Various tests may also reveal certain inherited, but rather random, traits. These test elements can be amusing and fun to explore, especially if you wish to compare certain traits within your family. Wellness information can be used to make lifestyle adjustments or as a basis for exploring other issues medically with your health professional.
You may have read recently that the number of people taking DNA tests has declined, and many have attributed this to privacy concerns.
Be aware that policies vary by company, and if you choose to upload your results from one company to another, it would be wise to know how the privacy policies differ between them.
There have been a few highly publicized cases of law enforcement using the direct-to-consumer DNA testing database to solve cold cases.
This methodology has generally involved law enforcement uploading DNA from a criminal event into the database by creating a profile and then using the matches to identify or confirm a suspect.

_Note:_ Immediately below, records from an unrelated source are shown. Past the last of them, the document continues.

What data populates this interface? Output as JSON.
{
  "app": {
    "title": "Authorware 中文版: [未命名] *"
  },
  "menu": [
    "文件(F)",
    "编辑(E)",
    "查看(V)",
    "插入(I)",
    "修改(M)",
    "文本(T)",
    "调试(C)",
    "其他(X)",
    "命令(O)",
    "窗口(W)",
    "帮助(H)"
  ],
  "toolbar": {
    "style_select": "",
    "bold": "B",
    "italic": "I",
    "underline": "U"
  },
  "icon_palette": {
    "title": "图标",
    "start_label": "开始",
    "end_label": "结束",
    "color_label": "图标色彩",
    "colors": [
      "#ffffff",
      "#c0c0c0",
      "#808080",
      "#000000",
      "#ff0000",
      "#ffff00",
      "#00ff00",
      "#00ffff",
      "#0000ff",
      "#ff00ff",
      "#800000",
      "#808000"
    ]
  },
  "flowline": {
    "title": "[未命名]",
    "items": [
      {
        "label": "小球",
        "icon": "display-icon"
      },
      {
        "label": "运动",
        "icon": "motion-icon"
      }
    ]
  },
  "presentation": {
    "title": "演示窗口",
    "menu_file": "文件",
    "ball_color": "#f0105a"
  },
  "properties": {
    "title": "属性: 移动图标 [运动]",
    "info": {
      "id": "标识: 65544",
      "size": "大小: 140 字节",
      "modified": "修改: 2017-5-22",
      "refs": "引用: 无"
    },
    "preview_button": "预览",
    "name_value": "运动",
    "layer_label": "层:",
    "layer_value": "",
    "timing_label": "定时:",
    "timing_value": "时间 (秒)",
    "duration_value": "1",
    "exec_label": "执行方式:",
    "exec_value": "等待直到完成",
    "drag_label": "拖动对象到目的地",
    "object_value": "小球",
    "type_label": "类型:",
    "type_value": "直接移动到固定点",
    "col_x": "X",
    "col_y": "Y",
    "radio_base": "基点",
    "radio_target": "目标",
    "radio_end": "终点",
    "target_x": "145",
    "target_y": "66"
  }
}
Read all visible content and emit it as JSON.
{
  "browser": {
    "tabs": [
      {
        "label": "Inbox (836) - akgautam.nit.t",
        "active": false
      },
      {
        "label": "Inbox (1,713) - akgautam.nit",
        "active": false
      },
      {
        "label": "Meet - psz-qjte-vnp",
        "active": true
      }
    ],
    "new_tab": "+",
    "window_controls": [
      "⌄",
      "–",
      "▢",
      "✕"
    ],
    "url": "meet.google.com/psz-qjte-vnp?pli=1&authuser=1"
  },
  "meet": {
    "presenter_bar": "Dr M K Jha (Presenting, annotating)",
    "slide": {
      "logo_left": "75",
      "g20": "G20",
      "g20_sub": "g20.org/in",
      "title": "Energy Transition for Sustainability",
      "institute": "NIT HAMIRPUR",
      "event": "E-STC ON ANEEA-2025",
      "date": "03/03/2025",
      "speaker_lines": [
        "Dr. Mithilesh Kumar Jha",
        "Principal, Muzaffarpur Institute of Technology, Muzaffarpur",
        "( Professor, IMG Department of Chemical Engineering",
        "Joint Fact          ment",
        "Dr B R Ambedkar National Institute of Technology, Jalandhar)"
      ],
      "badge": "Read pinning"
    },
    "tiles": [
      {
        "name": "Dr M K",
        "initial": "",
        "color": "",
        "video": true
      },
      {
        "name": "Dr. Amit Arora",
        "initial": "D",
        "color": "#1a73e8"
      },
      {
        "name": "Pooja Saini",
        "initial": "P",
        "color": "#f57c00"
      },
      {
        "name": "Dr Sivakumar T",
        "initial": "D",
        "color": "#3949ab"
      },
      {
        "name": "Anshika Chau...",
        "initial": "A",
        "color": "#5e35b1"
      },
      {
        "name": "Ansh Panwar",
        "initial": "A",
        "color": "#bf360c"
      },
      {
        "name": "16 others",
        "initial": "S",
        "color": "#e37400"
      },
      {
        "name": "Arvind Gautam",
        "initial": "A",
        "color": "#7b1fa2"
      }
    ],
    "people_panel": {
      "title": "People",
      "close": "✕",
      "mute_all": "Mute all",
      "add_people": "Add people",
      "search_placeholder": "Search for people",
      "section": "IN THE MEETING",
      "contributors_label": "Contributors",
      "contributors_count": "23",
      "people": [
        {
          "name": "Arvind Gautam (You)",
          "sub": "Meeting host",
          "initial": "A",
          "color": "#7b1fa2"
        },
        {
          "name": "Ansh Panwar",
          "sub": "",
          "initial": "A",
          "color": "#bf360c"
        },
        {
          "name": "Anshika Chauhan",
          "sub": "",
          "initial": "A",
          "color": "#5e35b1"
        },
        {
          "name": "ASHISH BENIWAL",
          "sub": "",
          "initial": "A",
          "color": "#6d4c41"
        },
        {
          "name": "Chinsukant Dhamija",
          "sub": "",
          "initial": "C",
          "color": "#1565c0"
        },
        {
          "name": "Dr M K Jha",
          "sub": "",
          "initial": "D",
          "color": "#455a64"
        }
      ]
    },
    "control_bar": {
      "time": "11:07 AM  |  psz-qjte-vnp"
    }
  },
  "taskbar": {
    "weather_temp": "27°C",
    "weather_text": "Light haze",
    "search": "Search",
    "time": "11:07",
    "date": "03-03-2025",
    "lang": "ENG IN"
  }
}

Some DNA companies will not participate in this at all, and some give the customer the option to opt-out and keep their DNA out of the database for these purposes.
Read the policy privacy to know how your DNA can be used in this area.
The two largest companies, Ancestry and 23andMe have a combined DNA database of 15 million users.
Aggregated, anonymous data has been shared with pharmaceutical companies for development purposes and with other research institutions. Guidelines for privacy standards and consumer consent are mostly voluntary, and warrant a careful review by the consumer before clicking “I Accept”!
Wrapping it Up
Doing your DNA test could be the beginning of a new pastime and the opportunity to learn more about your family’s history and your health.
There are abundant resources available to put together a family tree, solve family mysteries and understand more about your ancestors.
For many, genealogy becomes a lifelong hobby. So, have some fun and explore a few topics that interest you once your results are in!
And, don’t forget to find out if you are descended from royalty!